本文探讨了八数码游戏(又称九宫格)的IDA*算法求解策略,对比了A*算法的不足,详细介绍了如何利用IDA*算法找到从状态A到状态B的最短操作序列,确保解决方案的字典序最小。文章提供了完整的C++代码实现,包括状态表示、启发式函数设计、搜索过程及逆向BFS思路。
Eight II
Time Limit: 4000/2000 MS (Java/Others) Memory Limit: 130000/65536 K (Java/Others)
Total Submission(s): 5014 Accepted Submission(s): 1096
Problem Description
Eight-puzzle, which is also called “Nine grids”, comes from an old game.
In this game, you are given a 3 by 3 board and 8 tiles. The tiles are numbered from 1 to 8 and each covers a grid. As you see, there is a blank grid which can be represented as an ‘X’. Tiles in grids having a common edge with the blank grid can be moved into that blank grid. This operation leads to an exchange of ‘X’ with one tile.
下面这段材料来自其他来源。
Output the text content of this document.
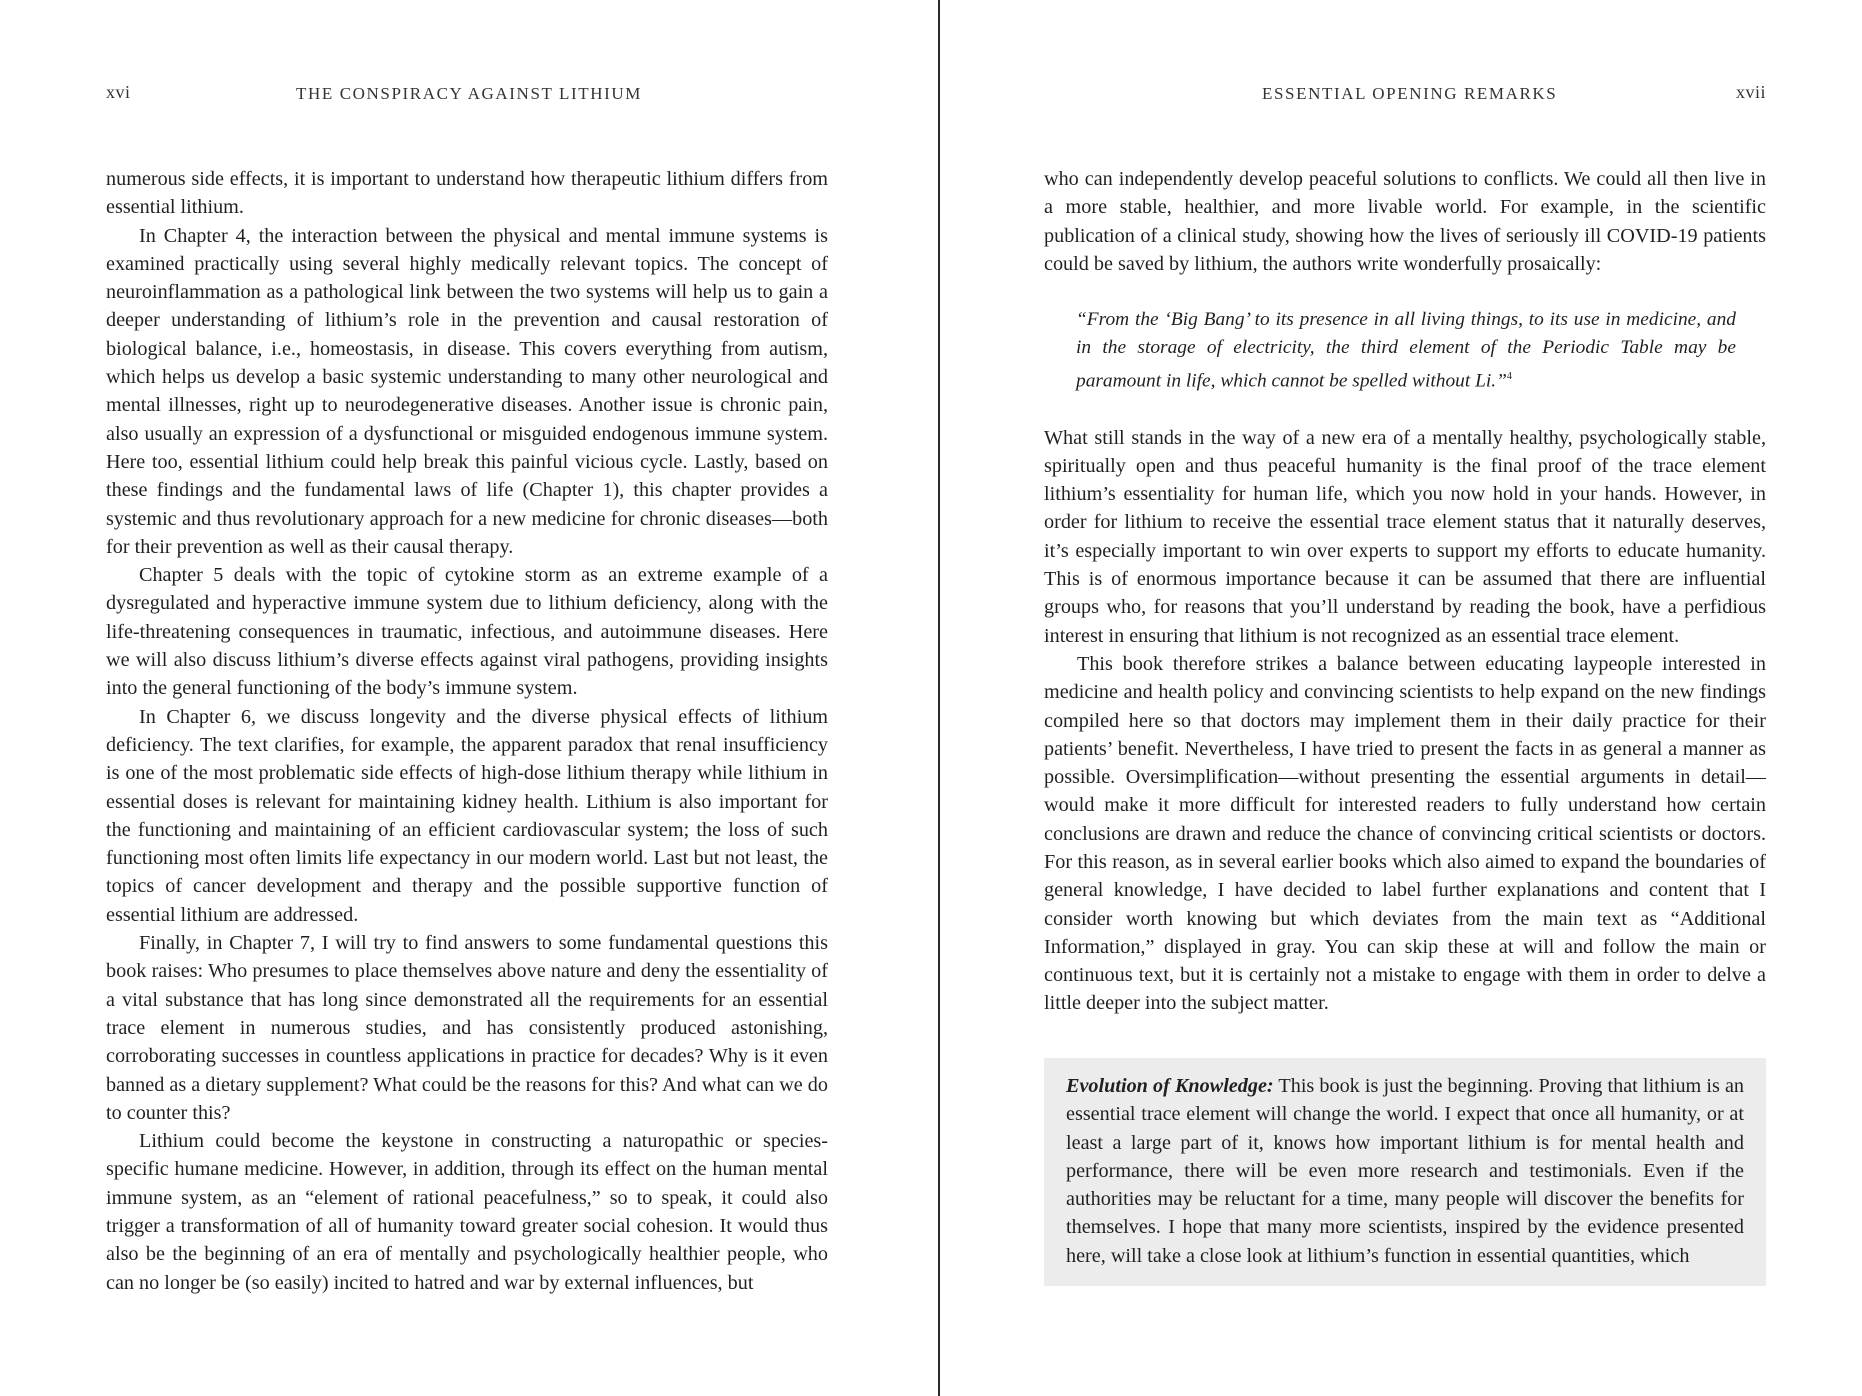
xvi	THE CONSPIRACY AGAINST LITHIUM

numerous side effects, it is important to understand how therapeutic lithium differs from essential lithium.

In Chapter 4, the interaction between the physical and mental immune systems is examined practically using several highly medically relevant topics. The concept of neuroinflammation as a pathological link between the two systems will help us to gain a deeper understanding of lithium’s role in the prevention and causal restoration of biological balance, i.e., homeostasis, in disease. This covers everything from autism, which helps us develop a basic systemic understanding to many other neurological and mental illnesses, right up to neurodegenerative diseases. Another issue is chronic pain, also usually an expression of a dysfunctional or misguided endogenous immune system. Here too, essential lithium could help break this painful vicious cycle. Lastly, based on these findings and the fundamental laws of life (Chapter 1), this chapter provides a systemic and thus revolutionary approach for a new medicine for chronic diseases—both for their prevention as well as their causal therapy.

Chapter 5 deals with the topic of cytokine storm as an extreme example of a dysregulated and hyperactive immune system due to lithium deficiency, along with the life-threatening consequences in traumatic, infectious, and autoimmune diseases. Here we will also discuss lithium’s diverse effects against viral pathogens, providing insights into the general functioning of the body’s immune system.

In Chapter 6, we discuss longevity and the diverse physical effects of lithium deficiency. The text clarifies, for example, the apparent paradox that renal insufficiency is one of the most problematic side effects of high-dose lithium therapy while lithium in essential doses is relevant for maintaining kidney health. Lithium is also important for the functioning and maintaining of an efficient cardiovascular system; the loss of such functioning most often limits life expectancy in our modern world. Last but not least, the topics of cancer development and therapy and the possible supportive function of essential lithium are addressed.

Finally, in Chapter 7, I will try to find answers to some fundamental questions this book raises: Who presumes to place themselves above nature and deny the essentiality of a vital substance that has long since demonstrated all the requirements for an essential trace element in numerous studies, and has consistently produced astonishing, corroborating successes in countless applications in practice for decades? Why is it even banned as a dietary supplement? What could be the reasons for this? And what can we do to counter this?

Lithium could become the keystone in constructing a naturopathic or species-specific humane medicine. However, in addition, through its effect on the human mental immune system, as an “element of rational peacefulness,” so to speak, it could also trigger a transformation of all of humanity toward greater social cohesion. It would thus also be the beginning of an era of mentally and psychologically healthier people, who can no longer be (so easily) incited to hatred and war by external influences, but

ESSENTIAL OPENING REMARKS	xvii

who can independently develop peaceful solutions to conflicts. We could all then live in a more stable, healthier, and more livable world. For example, in the scientific publication of a clinical study, showing how the lives of seriously ill COVID-19 patients could be saved by lithium, the authors write wonderfully prosaically:

“From the ‘Big Bang’ to its presence in all living things, to its use in medicine, and in the storage of electricity, the third element of the Periodic Table may be paramount in life, which cannot be spelled without Li.”$^4$

What still stands in the way of a new era of a mentally healthy, psychologically stable, spiritually open and thus peaceful humanity is the final proof of the trace element lithium’s essentiality for human life, which you now hold in your hands. However, in order for lithium to receive the essential trace element status that it naturally deserves, it’s especially important to win over experts to support my efforts to educate humanity. This is of enormous importance because it can be assumed that there are influential groups who, for reasons that you’ll understand by reading the book, have a perfidious interest in ensuring that lithium is not recognized as an essential trace element.

This book therefore strikes a balance between educating laypeople interested in medicine and health policy and convincing scientists to help expand on the new findings compiled here so that doctors may implement them in their daily practice for their patients’ benefit. Nevertheless, I have tried to present the facts in as general a manner as possible. Oversimplification—without presenting the essential arguments in detail—would make it more difficult for interested readers to fully understand how certain conclusions are drawn and reduce the chance of convincing critical scientists or doctors. For this reason, as in several earlier books which also aimed to expand the boundaries of general knowledge, I have decided to label further explanations and content that I consider worth knowing but which deviates from the main text as “Additional Information,” displayed in gray. You can skip these at will and follow the main or continuous text, but it is certainly not a mistake to engage with them in order to delve a little deeper into the subject matter.

Evolution of Knowledge: This book is just the beginning. Proving that lithium is an essential trace element will change the world. I expect that once all humanity, or at least a large part of it, knows how important lithium is for mental health and performance, there will be even more research and testimonials. Even if the authorities may be reluctant for a time, many people will discover the benefits for themselves. I hope that many more scientists, inspired by the evidence presented here, will take a close look at lithium’s function in essential quantities, which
We use the symbol ‘r’ to represent exchanging ‘X’ with the tile on its right side, and ‘l’ for the left side, ‘u’ for the one above it, ‘d’ for the one below it.
A state of the board can be represented by a string S using the rule showed below.
The problem is to operate an operation list of ‘r’, ‘u’, ‘l’, ‘d’ to turn the state of the board from state A to state B. You are required to find the result which meets the following constrains:
- It is of minimum length among all possible solutions.
- It is the lexicographically smallest one of all solutions of minimum length.
Input
The first line is T (T <= 200), which means the number of test cases of this problem.
The input of each test case consists of two lines with state A occupying the first line and state B on the second line.
It is guaranteed that there is an available solution from state A to B.
Output
For each test case two lines are expected.
The first line is in the format of “Case x: d”, in which x is the case number counted from one, d is the minimum length of operation list you need to turn A to B.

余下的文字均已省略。